Cela n'a pas échappé au site vatican quasiment officiel "Il Sismografo" qui le jour même, annonçait, en titre d'un article signé "la rédaction":
SOIXANTE ANS APRÈS, LE PAPE FRANÇOIS RAPPELLE "HAURIETIS ACQUAS" DE PIE XII. LA LETTRE DE BENOÎT XVI.
Suivait cette introduction:

« Juste au moment où l'encyclique du pape Pie XII dédié au Sacré-Cœur de Jésus a 60 ans, puisqu'elle a été publiée le 15 mai 1956, aujourd'hui François, s'adressant aux prêtres qui prennent part à la retraite spirituelle du jubilé, a rappelé le document papal, en recommandant sa lecture.
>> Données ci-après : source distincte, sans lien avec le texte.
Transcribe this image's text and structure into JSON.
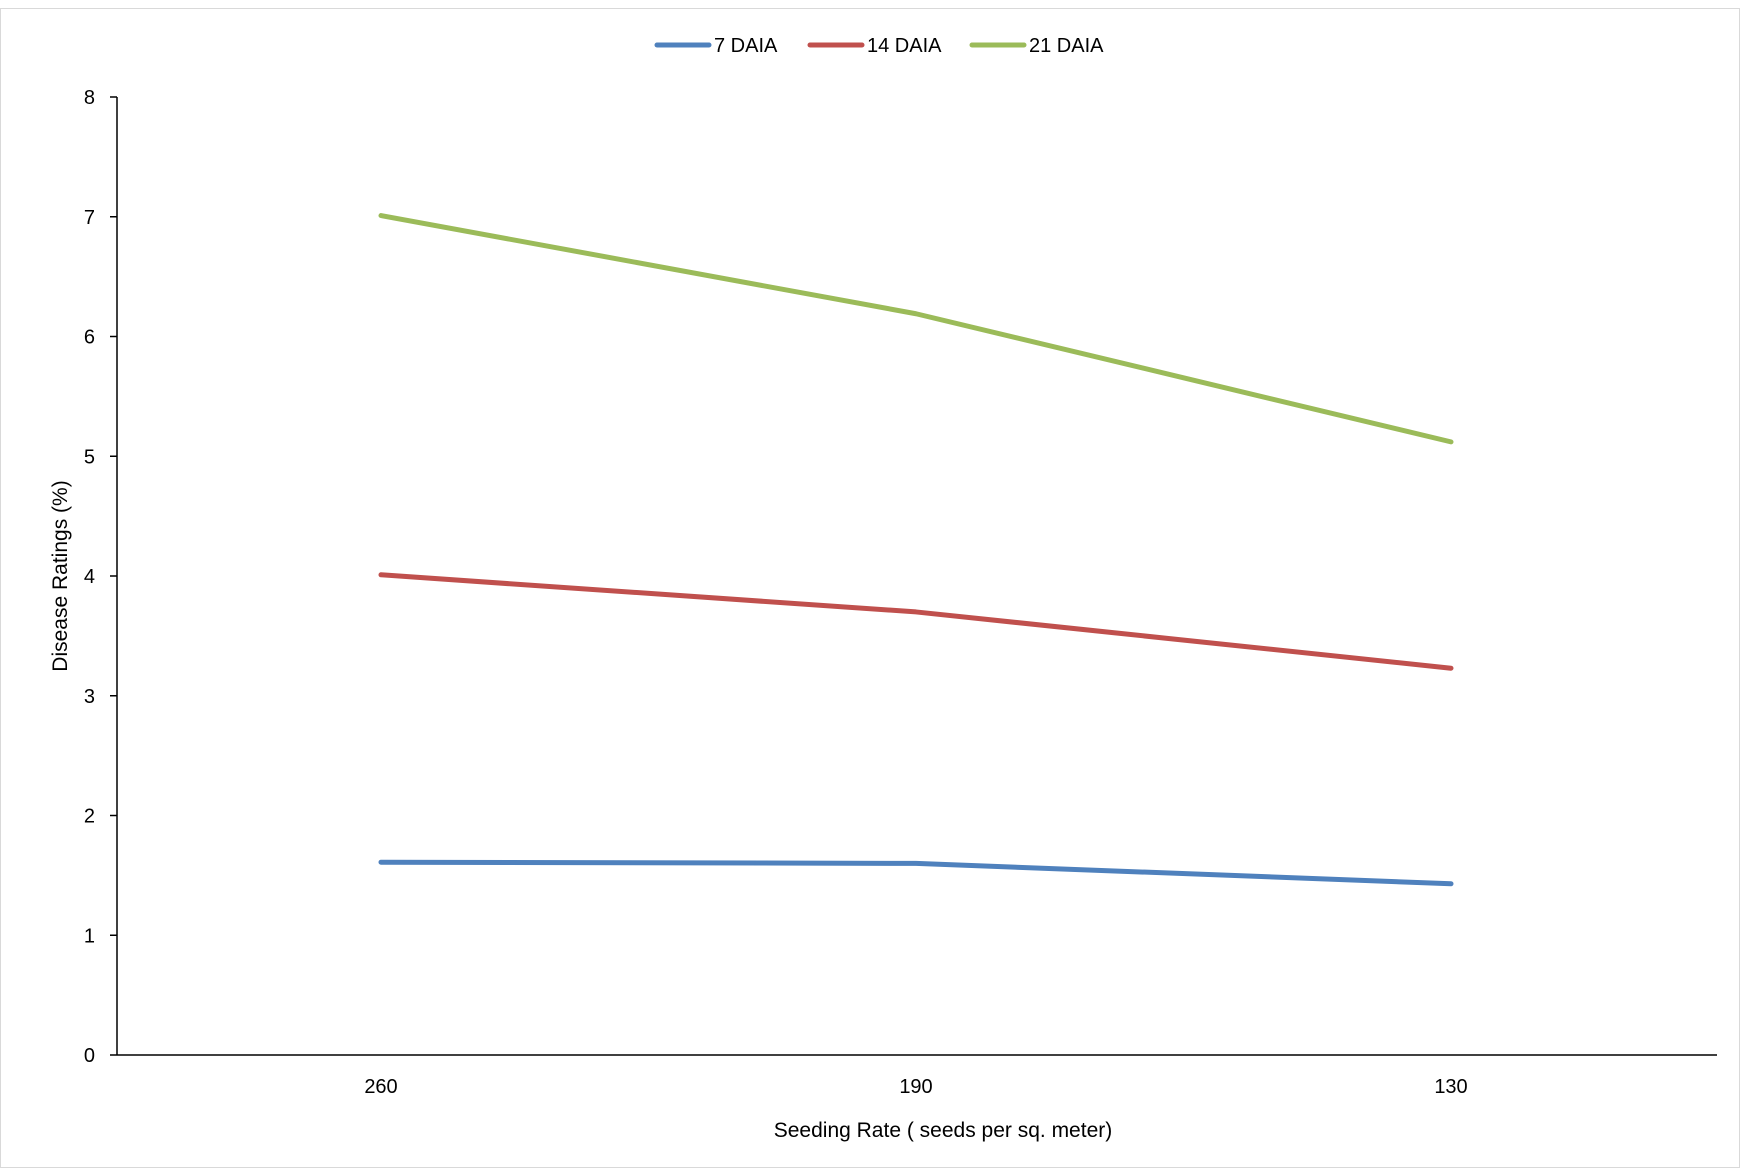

Comme on le sait, il s'agit de l'Encyclique d'Eugenio Pacelli dédiée à la dévotion au Sacré-Cœur de Jésus»

L'article renvoyait à la synthèse d'Andrea Tornielli (c'est un travail d'équipe!) et se poursuivait avec la reproduction de la lettre écrite en 2006 par Benoît XVI au Supérieur Général des jésuites Peter-Hans Kolvenbach à l'occasion du 50e anniversaire de la même encyclique (comme pour dire: François et Benoît XVI citent tous deux Pie XII, ils sont donc d'accord, vous voyez bien qu'il n'y a pas de rupture, CQFD).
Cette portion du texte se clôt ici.